Everyone loves a good contest.
At Predictive Analytics World 2012 (or #pawcon if you're on Twitter), Kaggle’s head of analytic solutions, Karthik Sethuraman spoke about “Crowdsourcing Predictive Analytics.” To date, around 30,000 data scientists have signed up on Kaggle to compete for cash prizes. Such competition pushes the edge of the envelop on predictive analytics.
An AllAnalytics blog described some recent competitions, speaking of the value of Kaggle’s diverse talent pool and the competitive dynamics online challenges build. The companies that are highlighted at PAW this year as having tapped Kaggle's data mining competition platform clearly benefited from creative solutions.

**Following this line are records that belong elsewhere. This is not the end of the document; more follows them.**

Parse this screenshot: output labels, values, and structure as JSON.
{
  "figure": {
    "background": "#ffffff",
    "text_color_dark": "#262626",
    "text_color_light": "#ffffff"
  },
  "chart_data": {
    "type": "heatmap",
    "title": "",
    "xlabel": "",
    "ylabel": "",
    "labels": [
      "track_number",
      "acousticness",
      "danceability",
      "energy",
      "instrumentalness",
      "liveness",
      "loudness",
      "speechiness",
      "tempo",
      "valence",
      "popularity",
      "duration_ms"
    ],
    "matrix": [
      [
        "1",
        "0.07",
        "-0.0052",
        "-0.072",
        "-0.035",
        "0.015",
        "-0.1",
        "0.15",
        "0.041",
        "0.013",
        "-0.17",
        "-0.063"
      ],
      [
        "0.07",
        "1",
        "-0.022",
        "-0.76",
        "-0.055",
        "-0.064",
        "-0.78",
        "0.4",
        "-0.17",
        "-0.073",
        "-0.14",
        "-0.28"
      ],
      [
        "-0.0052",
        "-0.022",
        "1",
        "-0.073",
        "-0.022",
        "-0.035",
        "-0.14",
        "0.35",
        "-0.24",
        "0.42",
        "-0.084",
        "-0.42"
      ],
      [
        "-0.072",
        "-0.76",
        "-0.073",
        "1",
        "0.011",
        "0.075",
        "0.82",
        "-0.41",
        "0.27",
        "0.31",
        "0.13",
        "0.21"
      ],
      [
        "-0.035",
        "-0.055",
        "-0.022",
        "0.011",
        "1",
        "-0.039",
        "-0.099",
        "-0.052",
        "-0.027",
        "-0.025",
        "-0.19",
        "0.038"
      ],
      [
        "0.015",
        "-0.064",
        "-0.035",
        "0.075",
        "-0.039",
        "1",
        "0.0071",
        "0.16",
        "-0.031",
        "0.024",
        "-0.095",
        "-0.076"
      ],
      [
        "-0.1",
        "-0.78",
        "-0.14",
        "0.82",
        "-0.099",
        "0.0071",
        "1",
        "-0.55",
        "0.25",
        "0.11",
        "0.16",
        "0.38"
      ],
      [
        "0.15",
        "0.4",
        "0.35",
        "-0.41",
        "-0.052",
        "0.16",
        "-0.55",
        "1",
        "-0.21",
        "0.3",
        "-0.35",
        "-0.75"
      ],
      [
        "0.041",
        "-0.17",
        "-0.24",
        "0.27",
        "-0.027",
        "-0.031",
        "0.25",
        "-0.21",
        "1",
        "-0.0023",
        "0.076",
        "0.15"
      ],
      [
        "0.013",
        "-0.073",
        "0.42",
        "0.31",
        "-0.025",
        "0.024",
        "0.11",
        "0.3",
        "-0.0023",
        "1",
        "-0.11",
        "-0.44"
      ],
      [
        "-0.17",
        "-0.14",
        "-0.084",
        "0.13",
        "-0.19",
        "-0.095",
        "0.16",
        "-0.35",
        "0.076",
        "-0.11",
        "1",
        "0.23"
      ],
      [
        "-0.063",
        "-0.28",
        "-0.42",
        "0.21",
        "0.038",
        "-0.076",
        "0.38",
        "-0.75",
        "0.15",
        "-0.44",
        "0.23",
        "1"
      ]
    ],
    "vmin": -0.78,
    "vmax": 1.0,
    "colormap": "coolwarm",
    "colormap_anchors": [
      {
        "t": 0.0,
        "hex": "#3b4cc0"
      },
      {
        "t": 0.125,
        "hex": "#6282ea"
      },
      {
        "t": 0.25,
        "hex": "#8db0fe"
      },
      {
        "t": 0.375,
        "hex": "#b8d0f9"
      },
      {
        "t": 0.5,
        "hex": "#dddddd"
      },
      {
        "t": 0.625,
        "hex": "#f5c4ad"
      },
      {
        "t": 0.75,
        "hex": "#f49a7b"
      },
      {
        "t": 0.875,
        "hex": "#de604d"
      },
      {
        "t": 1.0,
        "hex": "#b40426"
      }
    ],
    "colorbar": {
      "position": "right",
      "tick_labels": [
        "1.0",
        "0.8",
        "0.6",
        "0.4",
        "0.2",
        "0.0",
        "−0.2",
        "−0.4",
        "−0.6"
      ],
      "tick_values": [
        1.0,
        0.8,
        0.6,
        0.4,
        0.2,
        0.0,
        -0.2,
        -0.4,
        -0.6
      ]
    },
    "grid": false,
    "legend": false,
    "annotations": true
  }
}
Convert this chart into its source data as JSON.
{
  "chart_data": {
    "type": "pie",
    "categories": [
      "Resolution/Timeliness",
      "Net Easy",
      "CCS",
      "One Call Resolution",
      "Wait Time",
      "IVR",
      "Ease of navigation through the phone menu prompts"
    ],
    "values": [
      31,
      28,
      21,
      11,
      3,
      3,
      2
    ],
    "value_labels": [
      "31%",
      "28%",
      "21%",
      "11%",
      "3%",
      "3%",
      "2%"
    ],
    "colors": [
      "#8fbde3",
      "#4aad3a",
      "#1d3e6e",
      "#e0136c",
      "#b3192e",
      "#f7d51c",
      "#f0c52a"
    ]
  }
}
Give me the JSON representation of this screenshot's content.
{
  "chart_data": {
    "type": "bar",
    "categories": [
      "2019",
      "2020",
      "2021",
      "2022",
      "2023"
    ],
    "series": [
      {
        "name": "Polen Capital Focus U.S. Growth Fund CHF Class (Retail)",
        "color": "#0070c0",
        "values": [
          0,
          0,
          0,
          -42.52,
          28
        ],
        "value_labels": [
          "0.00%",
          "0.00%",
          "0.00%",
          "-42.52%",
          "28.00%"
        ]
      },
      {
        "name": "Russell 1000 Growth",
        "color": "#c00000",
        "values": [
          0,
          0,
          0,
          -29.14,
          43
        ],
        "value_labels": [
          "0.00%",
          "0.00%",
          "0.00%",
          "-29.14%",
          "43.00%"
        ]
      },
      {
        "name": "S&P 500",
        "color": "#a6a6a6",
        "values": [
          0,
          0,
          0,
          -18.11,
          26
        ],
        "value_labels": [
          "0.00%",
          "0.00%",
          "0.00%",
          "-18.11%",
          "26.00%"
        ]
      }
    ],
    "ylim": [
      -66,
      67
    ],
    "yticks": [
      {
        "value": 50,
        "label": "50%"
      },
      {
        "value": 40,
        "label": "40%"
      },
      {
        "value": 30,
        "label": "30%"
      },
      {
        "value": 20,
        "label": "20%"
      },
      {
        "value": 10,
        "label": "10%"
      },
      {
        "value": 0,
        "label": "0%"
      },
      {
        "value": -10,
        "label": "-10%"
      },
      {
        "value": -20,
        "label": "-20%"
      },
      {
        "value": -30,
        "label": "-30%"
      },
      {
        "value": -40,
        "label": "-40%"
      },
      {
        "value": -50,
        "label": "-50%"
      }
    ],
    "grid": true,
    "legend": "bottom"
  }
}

Kaggle winners most often use highly customized solutions
When I asked Mr. Sethuraman how much he thought Kaggle spurs innovation among mainstream analytics vendors, he replied, “We don't directly work with analytic vendors to improve their offerings. That said, most of the competitions push the boundaries of existing algorithms and many contestants either invent their own machine learning algorithm or refine existing ones.
"For example, in the Wikipedia contests, one of the contestants made refinements to the standard Random Forest algorithm to give him the much needed edge over other contestants. Through our blog and our participation in various analytic conferences, we disseminate the latest and greatest approaches that people use to develop predictive models. Analytic vendors, through this feedback, can refine their existing algorithms or include the upcoming and promising ones."
In 2011, when I heard Kaggle founder, Anthony Goldbloom, speak to analytics practitioners, he said the majority of award winners reported that they used SAS Analytics in their winning entry. It's great knowing that so many of the winning analytic contestants are SAS customers.
I was curious about how much predictive analytical work comes through Kaggle, rather than being handled by in-house teams or consultants. Mr. Sethuraman said, “This is hard to answer as we are still running pilot projects for many clients. However, it is fair to say many of the clients realize -- when it comes to predictive model development -- the Kaggle's platform is better, faster and cheaper. So we anticipate more of the analytic work will be done through Kaggle while the analytic teams at the client will take on a more strategic role by focusing on the key business problems to solve through superior analytics.”
It isn't all about winning or losing. It's about having fun, and do you have fun when you lose?